It’s not very often I get directly approached to review a film. A few times I’ve received a message about a film that might have already been in circulation for a while, but not reached a large audience, and that doesn’t really make sense to write about from my perspective, but I’ll always do a bit of research and reading before ultimately deciding on whether to cover it.
So, this brings me to this film, a documentary about Nashville songwriters, which the distributors contacted me to take a look at, seeing as I don’t get many requests in the first place, and I haven’t covered a documentary in a while, I thought I’d give it a shot.
There was another reason though, and that was the subject matter. As someone who’s fancied themselves as a writer, seeing a film about songwriters intrigued me, especially ones from such a rich and diverse setting as Nashville, legendary in itself as the home of country music, as well as some of the finest songs ever written.

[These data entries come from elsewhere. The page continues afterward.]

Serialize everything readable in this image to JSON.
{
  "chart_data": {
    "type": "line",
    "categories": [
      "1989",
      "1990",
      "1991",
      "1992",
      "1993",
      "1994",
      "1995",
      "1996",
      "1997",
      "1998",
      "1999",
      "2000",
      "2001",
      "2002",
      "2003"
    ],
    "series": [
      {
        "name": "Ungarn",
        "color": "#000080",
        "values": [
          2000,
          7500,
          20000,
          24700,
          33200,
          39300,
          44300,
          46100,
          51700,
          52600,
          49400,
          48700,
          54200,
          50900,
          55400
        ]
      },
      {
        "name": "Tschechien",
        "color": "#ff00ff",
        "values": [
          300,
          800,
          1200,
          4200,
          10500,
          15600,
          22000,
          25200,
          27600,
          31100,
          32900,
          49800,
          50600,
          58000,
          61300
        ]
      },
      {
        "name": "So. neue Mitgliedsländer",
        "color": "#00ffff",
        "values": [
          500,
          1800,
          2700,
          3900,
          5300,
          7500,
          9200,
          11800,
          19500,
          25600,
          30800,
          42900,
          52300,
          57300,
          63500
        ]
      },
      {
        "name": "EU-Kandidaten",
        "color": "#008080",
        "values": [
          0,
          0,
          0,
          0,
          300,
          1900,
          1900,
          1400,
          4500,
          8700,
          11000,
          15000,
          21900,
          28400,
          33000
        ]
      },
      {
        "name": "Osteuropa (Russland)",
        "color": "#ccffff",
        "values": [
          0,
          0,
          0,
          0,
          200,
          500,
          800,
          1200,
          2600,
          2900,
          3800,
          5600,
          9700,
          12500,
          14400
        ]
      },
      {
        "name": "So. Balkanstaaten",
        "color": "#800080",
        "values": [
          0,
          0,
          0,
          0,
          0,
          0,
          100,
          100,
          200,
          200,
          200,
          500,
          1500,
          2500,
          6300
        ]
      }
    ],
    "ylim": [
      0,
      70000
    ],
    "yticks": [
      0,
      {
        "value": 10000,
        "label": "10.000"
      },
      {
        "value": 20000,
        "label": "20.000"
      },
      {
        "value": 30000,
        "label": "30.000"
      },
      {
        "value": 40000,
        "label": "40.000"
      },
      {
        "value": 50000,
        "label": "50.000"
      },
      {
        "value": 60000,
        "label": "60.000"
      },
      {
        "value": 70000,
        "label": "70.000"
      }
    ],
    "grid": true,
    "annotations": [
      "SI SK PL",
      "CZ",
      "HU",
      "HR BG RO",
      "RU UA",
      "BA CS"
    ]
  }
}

As a music fan, my taste differs wildly; I have been known to enjoy a country tune, more than likely from a bygone era of ‘outlaw’ country, names like Johnny Cash or Willy Nelson, musicians who have a sense of danger to them, and that was reflected in their music. It isn’t my favourite genre of all time, but I do admire it, despite it losing its edge somewhat in modern times.

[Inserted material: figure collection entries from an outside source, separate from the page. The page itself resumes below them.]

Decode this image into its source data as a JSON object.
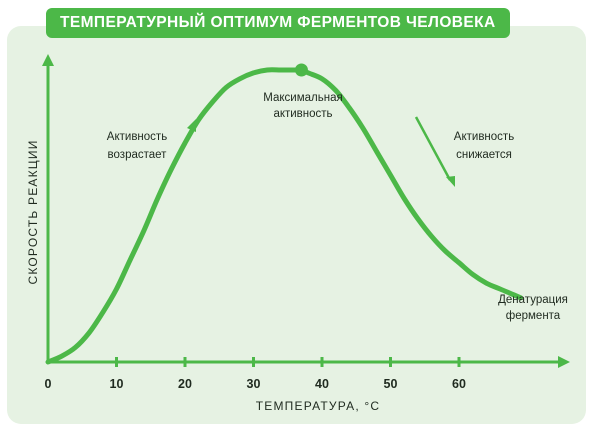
{
  "colors": {
    "accent": "#4cb848",
    "panel": "#e6f2e3",
    "text": "#1f2a1f"
  },
  "chart_data": {
    "type": "line",
    "title": "ТЕМПЕРАТУРНЫЙ ОПТИМУМ ФЕРМЕНТОВ ЧЕЛОВЕКА",
    "xlabel": "ТЕМПЕРАТУРА, °С",
    "ylabel": "СКОРОСТЬ РЕАКЦИИ",
    "xlim": [
      0,
      75
    ],
    "ylim": [
      0,
      1
    ],
    "grid": false,
    "x_ticks": [
      0,
      10,
      20,
      30,
      40,
      50,
      60
    ],
    "series": [
      {
        "x": [
          0,
          2,
          4,
          6,
          8,
          10,
          12,
          14,
          16,
          18,
          20,
          22,
          24,
          26,
          28,
          30,
          32,
          34,
          36,
          37,
          38,
          40,
          42,
          44,
          46,
          48,
          50,
          52,
          54,
          56,
          58,
          60,
          62,
          64,
          66,
          68,
          69
        ],
        "values": [
          0.0,
          0.02,
          0.05,
          0.1,
          0.17,
          0.25,
          0.35,
          0.45,
          0.56,
          0.66,
          0.75,
          0.83,
          0.89,
          0.94,
          0.97,
          0.99,
          1.0,
          1.0,
          1.0,
          1.0,
          0.99,
          0.97,
          0.93,
          0.87,
          0.8,
          0.72,
          0.64,
          0.56,
          0.49,
          0.43,
          0.38,
          0.34,
          0.3,
          0.27,
          0.25,
          0.23,
          0.22
        ]
      }
    ],
    "peak": {
      "x": 37,
      "y": 1.0
    },
    "annotations": {
      "rising": [
        "Активность",
        "возрастает"
      ],
      "peak": [
        "Максимальная",
        "активность"
      ],
      "falling": [
        "Активность",
        "снижается"
      ],
      "denaturation": [
        "Денатурация",
        "фермента"
      ]
    }
  }
}
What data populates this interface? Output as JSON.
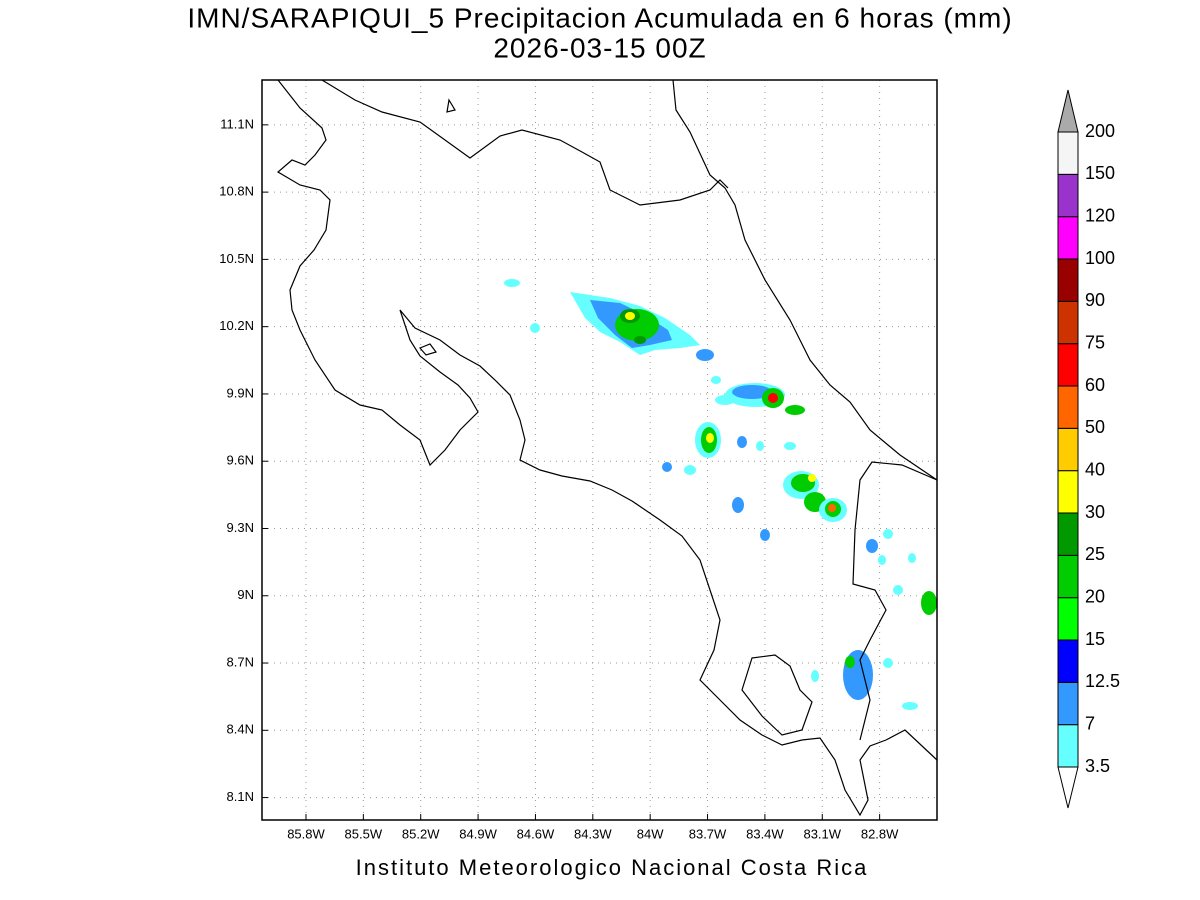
{
  "title": "IMN/SARAPIQUI_5 Precipitacion Acumulada en 6 horas (mm)",
  "subtitle": "2026-03-15 00Z",
  "footer": "Instituto Meteorologico Nacional Costa Rica",
  "lon_range": [
    -86.03,
    -82.5
  ],
  "lat_range": [
    8.0,
    11.3
  ],
  "lon_ticks": [
    {
      "value": -85.8,
      "label": "85.8W"
    },
    {
      "value": -85.5,
      "label": "85.5W"
    },
    {
      "value": -85.2,
      "label": "85.2W"
    },
    {
      "value": -84.9,
      "label": "84.9W"
    },
    {
      "value": -84.6,
      "label": "84.6W"
    },
    {
      "value": -84.3,
      "label": "84.3W"
    },
    {
      "value": -84.0,
      "label": "84W"
    },
    {
      "value": -83.7,
      "label": "83.7W"
    },
    {
      "value": -83.4,
      "label": "83.4W"
    },
    {
      "value": -83.1,
      "label": "83.1W"
    },
    {
      "value": -82.8,
      "label": "82.8W"
    }
  ],
  "lat_ticks": [
    {
      "value": 8.1,
      "label": "8.1N"
    },
    {
      "value": 8.4,
      "label": "8.4N"
    },
    {
      "value": 8.7,
      "label": "8.7N"
    },
    {
      "value": 9.0,
      "label": "9N"
    },
    {
      "value": 9.3,
      "label": "9.3N"
    },
    {
      "value": 9.6,
      "label": "9.6N"
    },
    {
      "value": 9.9,
      "label": "9.9N"
    },
    {
      "value": 10.2,
      "label": "10.2N"
    },
    {
      "value": 10.5,
      "label": "10.5N"
    },
    {
      "value": 10.8,
      "label": "10.8N"
    },
    {
      "value": 11.1,
      "label": "11.1N"
    }
  ],
  "colorbar": {
    "levels": [
      3.5,
      7,
      12.5,
      15,
      20,
      25,
      30,
      40,
      50,
      60,
      75,
      90,
      100,
      120,
      150,
      200
    ],
    "colors": [
      "#ffffff",
      "#66ffff",
      "#3399ff",
      "#0000ff",
      "#00ff00",
      "#00cc00",
      "#009900",
      "#ffff00",
      "#ffcc00",
      "#ff6600",
      "#ff0000",
      "#cc3300",
      "#990000",
      "#ff00ff",
      "#9933cc",
      "#f5f5f5",
      "#aaaaaa"
    ]
  }
}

With this film promising coverage of multiple eras of songwriters, including people who have written for Elvis or Bob Dylan, right up to those who write for P!nk or Bruno Mars, there was a wide spectrum of topics and subjects to choose from.
For the most part, the film employs a ‘talking heads’ style of presentation. For those unfamiliar, this is a style of documentary that includes multiple interviews cut together, of a person sat down talking about the subject, the way the film is shot only showing their upper body, hence the nickname ‘talking heads’ it’s a popular method for documentaries such as this.
The problem with this style of presentation is its prevalence in the sphere of film. Think of a crime documentary you might have seen, or some kind of documentary on a classic album or artist, and I’m willing to bet that it is a ‘talking heads’ style product. What the challenge is then, is finding a way to make your version of the ‘talking head’ picture stand out.
Given its subject, this film does well on this front, mixing up the well-worn trope of mixed interviews with samples of songwriters performing their songs, which lends a certain intimacy to the interactions, the style shifting slightly to accentuate the change in tone, it works really well for getting a sense of how the people at the heart of this story work, and how the songs come to be.
The thing about songwriters as a topic though, is that most of them don’t tend to be the famous ones, no matter how numerous they might be, this has two effects on the movie.
Firstly, it shines a light on these under appreciated people who put their soul into the words that might one day come out of your radio, telling their story of how they moved to Nashville with nothing but a hope, just to one day have another artist record their song. Secondly, and conversely, it makes the film quite vague and unfocused.
People come and go, their names merely fleetingly mentioned and it’s hard to keep a grip on who’s who, or what they’re talking about. A lot of the film revolves around the filmmakers asking how they write songs or what they wrote it about, which is a good topic if you’re focusing on one song or person, but with this general approach it leads to a lot of people telling a lot of similar stories, with very little connecting them.
Despite its lack of subject focus, I do feel like the film comes from a genuine place of affection, both for the writers and the songs they produce, it just never seems to have the time to find the really interesting stories. Perhaps it would have been advisable to use this topic as a TV series, covering one songwriter per episode, rather than bundling in as many names into 90 minutes as possible?
Its runtime is actually another sticking point, as I feel the film would have had a bit more time to breathe with 15 or 30 more minutes, the prevailing feeling I got was that this film was only scratching the surface, like there was a great reservoir of potential stories to be discovered, but we barely broke the ice. There are a few really great stories in here, for sure, but I feel like there were more waiting to be told.
Despite these flaws and general lack of focus, I did enjoy hearing from the source about how songs we might have heard numerous times on the radio, and as I say, it’s nice to see some spotlight being shone on those who generally work behind the scenes. Maybe the documentary might work better for someone who’s a more devout fan on country music, as the focus on that might also turn away casual viewers, going for a broad approach leaves it feeling spread a bit thin.
All in all then, some interesting moments, let down by a lack of focus and breakneck pace, as well as not mining for more interesting stories from those available. Still very watchable, but could have been a lot better.